Clients wishing to use a millisecond timer need only instantiate a single 
instance of the TimerMilliC generic, leaving the fact that it is virtualized 
underneath transparent.::

  generic configuration TimerMilliC {
    provides interface Timer<TMilli>;
  }
  implementation {
    components TimerMilliP;
    Timer = TimerMilliP.TimerMilli[unique(UQ_TIMER_MILLI)];
  }
	
The actual parameterized Timer interface is provided by the chip specific 
HilTimerMilliC component.  This interface is exposed through  
the TimerMilliP component which wires HilTimerMilliC to the boot 
initialization sequence::

  configuration TimerMilliP {
    provides interface Timer<TMilli> as TimerMilli[uint8_t num];
  }
  implementation {
    components HilTimerMilliC, MainC;
    MainC.SoftwareInit -> HilTimerMilliC;
    TimerMilli = HilTimerMilliC;
  }

Appendix B: Arbiter Interface Examples
====================================================================

.. Note:
  Most of the examples provided in this section use complex nesC syntax that may 
  be unfamiliar to the novice nesC programmer.  Please refer to the TinyOS 
  programming Manual [5]_ for clarification as necessary. 
 
Resource
--------------------------------------------------------------------
Examples of how to use the Resource interface for arbitrating
between multiple clients can be found in the tinyos-2.x
source tree under tinyos-2.x/apps/tests/TestArbiter.
  	 
A specific example of where the Resource.isOwner() is used 
can be seen in the HplTda5250DataP component of the Infineon 
Tda5250 radio implementation::

  async command error_t HplTda5250Data.tx(uint8_t data) {
    if(call UartResource.isOwner() == FALSE)
      return FAIL;
    call Usart.tx(data);
    return SUCCESS;
  }

A call to the HplTda5250Data.tx command will fail if the radio does
not currently have control of the underlying Usart resource.  If it
does, then the Usart.tx(data) command is called as requested.
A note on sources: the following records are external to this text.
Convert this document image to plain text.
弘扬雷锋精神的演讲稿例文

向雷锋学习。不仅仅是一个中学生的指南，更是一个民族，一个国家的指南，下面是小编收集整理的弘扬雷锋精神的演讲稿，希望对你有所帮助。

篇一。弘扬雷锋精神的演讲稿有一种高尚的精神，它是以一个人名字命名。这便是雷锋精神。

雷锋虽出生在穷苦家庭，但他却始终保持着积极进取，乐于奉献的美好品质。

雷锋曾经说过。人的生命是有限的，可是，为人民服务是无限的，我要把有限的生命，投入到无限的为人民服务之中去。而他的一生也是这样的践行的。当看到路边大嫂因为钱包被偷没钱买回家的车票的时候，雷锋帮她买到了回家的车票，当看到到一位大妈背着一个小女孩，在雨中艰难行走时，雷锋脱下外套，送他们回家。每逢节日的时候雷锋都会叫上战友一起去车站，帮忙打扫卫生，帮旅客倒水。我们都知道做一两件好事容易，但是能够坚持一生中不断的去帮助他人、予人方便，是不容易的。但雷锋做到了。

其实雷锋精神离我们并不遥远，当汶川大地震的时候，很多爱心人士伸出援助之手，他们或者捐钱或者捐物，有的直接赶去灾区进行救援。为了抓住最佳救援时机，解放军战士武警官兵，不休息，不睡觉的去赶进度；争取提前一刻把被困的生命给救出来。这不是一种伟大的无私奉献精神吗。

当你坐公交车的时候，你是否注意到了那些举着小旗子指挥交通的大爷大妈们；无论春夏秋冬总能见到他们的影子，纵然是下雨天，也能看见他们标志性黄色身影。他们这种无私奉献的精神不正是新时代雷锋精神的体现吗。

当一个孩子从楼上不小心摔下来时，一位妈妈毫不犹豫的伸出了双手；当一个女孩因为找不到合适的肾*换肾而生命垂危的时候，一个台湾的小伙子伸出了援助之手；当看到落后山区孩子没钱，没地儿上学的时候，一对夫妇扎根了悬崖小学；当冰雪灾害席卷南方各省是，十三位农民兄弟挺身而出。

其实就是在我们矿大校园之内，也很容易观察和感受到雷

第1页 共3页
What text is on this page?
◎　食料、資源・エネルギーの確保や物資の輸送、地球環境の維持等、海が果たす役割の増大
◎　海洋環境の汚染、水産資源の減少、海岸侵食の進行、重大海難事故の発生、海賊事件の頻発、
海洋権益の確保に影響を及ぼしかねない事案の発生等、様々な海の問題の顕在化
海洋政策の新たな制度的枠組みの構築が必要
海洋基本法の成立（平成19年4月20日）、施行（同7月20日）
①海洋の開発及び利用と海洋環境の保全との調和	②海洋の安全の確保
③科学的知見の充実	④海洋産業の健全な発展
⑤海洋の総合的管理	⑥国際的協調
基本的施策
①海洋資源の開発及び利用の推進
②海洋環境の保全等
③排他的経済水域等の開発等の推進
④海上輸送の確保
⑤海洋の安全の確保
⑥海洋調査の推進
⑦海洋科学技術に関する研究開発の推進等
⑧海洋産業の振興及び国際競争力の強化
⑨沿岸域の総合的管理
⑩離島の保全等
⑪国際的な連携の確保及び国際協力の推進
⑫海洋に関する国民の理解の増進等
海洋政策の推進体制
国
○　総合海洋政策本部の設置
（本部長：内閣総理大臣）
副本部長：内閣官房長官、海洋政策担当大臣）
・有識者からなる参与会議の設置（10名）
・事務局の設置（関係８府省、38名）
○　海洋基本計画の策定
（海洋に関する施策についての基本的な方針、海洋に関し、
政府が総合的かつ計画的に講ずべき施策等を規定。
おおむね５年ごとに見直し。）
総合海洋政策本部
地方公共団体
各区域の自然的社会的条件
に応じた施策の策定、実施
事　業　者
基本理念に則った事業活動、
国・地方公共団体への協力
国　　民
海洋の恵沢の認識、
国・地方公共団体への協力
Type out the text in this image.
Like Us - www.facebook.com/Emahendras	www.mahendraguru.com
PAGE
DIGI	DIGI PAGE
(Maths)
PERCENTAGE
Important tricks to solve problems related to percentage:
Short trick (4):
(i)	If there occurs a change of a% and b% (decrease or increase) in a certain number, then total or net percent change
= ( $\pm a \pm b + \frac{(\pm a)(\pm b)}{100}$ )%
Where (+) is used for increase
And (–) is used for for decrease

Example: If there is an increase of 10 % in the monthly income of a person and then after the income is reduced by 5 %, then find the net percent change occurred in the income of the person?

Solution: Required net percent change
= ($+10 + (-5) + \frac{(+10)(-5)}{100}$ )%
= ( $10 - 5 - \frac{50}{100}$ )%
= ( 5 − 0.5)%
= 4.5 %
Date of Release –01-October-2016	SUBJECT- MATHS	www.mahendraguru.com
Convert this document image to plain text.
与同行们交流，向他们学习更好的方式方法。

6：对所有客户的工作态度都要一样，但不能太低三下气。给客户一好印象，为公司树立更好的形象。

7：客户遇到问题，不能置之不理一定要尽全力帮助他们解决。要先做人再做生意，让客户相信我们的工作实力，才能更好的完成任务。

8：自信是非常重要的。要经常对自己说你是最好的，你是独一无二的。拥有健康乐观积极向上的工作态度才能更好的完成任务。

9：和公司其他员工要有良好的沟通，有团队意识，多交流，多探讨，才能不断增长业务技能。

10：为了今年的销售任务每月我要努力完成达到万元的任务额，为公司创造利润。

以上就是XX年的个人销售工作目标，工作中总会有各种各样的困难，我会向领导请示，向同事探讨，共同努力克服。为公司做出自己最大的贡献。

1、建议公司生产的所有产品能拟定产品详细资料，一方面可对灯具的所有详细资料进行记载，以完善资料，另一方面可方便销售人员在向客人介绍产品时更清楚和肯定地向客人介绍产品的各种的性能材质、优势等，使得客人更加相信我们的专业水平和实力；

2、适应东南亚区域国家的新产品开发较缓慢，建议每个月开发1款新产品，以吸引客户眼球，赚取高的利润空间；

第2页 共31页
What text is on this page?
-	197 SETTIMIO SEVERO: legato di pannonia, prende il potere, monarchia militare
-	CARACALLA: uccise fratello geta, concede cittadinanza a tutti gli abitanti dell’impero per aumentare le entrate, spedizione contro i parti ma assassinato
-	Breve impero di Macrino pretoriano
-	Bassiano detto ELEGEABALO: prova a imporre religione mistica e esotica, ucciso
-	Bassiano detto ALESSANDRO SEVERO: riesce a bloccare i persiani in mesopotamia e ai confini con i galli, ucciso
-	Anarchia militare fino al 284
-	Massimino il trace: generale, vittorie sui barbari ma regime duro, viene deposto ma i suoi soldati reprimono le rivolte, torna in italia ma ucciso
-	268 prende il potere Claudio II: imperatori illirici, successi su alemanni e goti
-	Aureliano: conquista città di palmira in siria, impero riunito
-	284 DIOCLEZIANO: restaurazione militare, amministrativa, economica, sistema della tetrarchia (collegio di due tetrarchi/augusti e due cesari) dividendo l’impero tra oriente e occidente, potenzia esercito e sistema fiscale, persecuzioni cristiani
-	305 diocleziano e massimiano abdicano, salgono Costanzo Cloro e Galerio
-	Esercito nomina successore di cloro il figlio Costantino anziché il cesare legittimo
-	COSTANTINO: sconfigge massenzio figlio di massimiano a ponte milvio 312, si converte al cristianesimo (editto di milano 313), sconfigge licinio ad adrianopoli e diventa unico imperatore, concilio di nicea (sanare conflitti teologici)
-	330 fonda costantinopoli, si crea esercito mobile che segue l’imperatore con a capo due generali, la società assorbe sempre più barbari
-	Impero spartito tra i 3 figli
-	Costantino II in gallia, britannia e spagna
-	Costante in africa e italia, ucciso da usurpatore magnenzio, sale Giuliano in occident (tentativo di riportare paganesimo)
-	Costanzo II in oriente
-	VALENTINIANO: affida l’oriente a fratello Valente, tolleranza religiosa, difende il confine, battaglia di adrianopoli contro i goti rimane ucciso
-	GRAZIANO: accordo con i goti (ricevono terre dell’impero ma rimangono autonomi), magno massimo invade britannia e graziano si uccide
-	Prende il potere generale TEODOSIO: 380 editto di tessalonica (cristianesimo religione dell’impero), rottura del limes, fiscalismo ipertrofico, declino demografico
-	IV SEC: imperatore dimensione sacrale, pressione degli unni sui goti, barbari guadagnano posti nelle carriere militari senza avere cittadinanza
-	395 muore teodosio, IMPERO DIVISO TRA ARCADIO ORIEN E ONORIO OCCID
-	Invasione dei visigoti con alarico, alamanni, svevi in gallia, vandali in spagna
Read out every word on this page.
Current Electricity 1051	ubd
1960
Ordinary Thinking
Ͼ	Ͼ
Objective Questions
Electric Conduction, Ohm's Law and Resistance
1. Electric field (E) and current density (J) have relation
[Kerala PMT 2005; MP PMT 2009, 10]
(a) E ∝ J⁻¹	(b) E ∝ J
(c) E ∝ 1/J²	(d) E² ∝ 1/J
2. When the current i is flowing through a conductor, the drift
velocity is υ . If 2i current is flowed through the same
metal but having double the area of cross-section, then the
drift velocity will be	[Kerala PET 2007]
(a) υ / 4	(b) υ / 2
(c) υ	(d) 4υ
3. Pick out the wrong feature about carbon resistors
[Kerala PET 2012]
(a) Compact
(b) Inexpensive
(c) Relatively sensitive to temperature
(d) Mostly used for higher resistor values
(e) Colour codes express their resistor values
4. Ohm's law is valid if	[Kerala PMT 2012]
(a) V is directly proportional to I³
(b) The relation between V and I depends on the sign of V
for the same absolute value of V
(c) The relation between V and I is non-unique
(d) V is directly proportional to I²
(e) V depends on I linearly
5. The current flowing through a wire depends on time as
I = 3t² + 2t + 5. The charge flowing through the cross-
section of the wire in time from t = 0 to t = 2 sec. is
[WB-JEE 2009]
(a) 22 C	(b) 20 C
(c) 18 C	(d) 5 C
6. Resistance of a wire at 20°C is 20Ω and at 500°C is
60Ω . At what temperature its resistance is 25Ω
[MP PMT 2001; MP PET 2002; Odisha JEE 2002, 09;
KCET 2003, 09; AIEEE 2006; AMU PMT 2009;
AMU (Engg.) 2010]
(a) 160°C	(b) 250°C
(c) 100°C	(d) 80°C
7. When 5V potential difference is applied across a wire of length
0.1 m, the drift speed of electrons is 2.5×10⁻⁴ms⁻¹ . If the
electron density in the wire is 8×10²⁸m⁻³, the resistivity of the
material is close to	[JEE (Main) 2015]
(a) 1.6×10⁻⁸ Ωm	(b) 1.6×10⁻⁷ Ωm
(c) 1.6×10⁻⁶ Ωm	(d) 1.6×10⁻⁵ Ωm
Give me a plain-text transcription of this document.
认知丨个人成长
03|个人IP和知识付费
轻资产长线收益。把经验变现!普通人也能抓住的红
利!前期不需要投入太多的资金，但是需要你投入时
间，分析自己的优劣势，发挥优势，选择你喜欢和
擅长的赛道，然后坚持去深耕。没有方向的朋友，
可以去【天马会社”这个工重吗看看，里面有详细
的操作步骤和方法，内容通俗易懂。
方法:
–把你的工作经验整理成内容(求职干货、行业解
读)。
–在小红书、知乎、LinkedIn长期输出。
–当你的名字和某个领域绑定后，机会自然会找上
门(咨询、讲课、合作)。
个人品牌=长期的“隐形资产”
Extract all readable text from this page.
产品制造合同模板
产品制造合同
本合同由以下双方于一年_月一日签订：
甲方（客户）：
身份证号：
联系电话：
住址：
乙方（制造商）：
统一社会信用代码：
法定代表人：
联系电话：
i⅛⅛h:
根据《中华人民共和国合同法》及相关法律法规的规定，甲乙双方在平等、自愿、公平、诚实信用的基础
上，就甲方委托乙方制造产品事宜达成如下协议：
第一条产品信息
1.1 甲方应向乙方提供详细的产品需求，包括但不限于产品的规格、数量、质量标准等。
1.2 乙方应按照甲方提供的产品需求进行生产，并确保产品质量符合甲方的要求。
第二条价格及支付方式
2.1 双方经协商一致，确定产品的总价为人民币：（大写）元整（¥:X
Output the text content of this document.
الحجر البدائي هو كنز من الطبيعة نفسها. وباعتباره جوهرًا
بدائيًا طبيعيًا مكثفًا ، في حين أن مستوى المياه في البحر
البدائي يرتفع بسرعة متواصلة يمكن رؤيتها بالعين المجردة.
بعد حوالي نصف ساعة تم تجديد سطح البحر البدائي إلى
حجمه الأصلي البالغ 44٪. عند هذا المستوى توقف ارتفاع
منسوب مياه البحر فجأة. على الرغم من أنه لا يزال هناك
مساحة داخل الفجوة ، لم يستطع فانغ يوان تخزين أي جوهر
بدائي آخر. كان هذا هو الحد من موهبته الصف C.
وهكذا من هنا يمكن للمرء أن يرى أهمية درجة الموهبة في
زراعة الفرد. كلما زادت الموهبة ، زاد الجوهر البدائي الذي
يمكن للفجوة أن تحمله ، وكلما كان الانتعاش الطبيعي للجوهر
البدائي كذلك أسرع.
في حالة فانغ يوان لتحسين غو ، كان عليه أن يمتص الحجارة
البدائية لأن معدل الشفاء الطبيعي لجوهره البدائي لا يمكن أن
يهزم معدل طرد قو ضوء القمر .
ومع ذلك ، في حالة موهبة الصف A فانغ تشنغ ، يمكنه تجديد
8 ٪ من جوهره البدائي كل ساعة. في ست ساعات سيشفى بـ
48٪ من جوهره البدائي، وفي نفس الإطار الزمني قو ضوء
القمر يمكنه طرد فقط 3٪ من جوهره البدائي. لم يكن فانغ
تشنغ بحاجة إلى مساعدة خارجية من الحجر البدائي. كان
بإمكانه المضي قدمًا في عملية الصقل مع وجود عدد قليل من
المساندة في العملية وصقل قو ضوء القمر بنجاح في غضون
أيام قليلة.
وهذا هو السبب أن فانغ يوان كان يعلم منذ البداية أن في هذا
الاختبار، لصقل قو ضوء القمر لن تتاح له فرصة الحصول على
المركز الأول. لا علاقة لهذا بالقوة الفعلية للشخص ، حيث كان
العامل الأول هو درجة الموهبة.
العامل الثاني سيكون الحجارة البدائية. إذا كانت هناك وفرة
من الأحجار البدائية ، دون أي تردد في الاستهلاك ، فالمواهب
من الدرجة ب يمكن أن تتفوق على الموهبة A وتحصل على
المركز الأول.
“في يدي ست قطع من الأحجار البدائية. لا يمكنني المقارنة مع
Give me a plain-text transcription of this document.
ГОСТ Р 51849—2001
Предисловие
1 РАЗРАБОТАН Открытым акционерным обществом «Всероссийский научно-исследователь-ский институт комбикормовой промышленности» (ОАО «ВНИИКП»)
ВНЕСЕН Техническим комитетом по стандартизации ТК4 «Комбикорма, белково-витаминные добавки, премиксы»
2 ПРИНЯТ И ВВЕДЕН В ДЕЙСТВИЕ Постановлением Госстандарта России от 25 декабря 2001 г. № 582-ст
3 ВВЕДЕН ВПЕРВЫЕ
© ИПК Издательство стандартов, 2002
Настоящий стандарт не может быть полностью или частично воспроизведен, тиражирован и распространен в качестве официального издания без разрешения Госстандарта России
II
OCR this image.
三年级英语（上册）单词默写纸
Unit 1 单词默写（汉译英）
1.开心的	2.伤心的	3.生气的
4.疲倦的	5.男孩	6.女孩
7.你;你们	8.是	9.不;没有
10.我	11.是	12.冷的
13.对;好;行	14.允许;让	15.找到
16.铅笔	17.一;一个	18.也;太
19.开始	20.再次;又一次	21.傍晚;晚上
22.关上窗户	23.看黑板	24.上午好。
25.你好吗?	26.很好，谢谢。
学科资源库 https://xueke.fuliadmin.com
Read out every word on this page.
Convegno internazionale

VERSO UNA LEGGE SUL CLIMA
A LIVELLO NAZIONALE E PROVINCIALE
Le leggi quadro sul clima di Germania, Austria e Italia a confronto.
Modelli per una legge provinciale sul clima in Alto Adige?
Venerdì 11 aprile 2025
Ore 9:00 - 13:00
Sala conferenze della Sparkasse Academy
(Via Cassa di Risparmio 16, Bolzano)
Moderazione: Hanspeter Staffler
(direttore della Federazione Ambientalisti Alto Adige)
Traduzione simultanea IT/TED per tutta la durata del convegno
A component using the Resource interface to implement an I2C
service might look like this::

  #include I2CPacket.h
  configuration I2CPacketP {
    provides interface Resource[uint8_t client];
    provides interface I2CPacket<I2CAddrSize>[uint8_t client];
  }
  implementation {
    components new FcfsArbiterC(I2CPACKET_RESOURCE) as Arbiter;
    components I2CPacketImplP() as I2C;
    ...
  
    Resource  = Arbiter;